Young v. Jones case brief

Young v. Jones case brief summary
816 F. Supp. 1070 (1992)


CASE SYNOPSIS
Defendant Bahamian accounting firm moved for dismissal (Fed. R. Civ. P. 12(b)(2)), alleging lack of personal jurisdiction, defendant U.S. accounting firm requested to be dropped (Fed. R. Civ. P. 21), or for dismissal for failure to state a claim (Fed. R. Civ. P. 12(b)(6)), and plaintiff requested to amend complaint.

CASE FACTS
Plaintiffs were investors from Texas who deposited over a half-million dollars in a South Carolina bank and the funds disappeared. Defendant Bahamian accountants issued an unqualified audit letter regarding the financial statement of a non-party company.

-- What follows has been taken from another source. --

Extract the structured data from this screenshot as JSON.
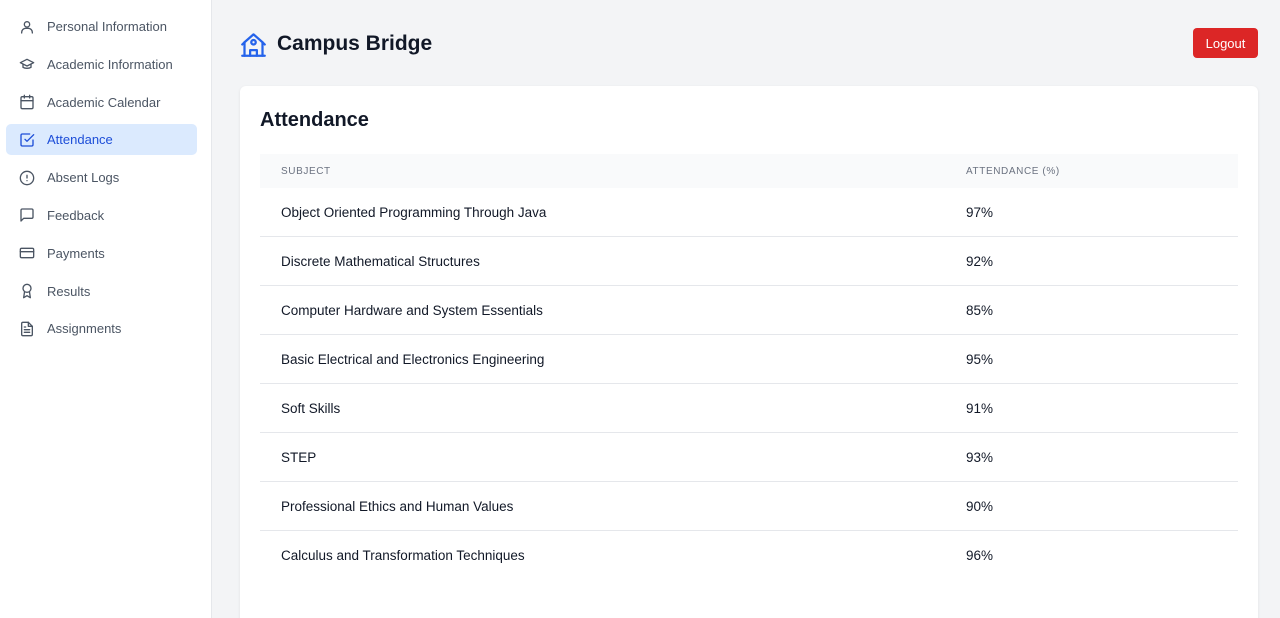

Plaintiffs averred that on the basis of that financial statement, they deposited the large sum of money in the South Carolina bank. Other defendants, not involved in the motions, allegedly sent the money from the South Carolina Bank to the company. The financial statement of the company was falsified. The plaintiffs' money and its investment potential was lost and it was for these losses that the plaintiffs sought to recover damages.

CONCLUSION
The court granted all three motions because the court rules permitted the amendment of the complaint, the court lacked personal jurisdiction over the Bahamian defendant, and the complaint failed to state a claim against the defendant U.S. accounting firm.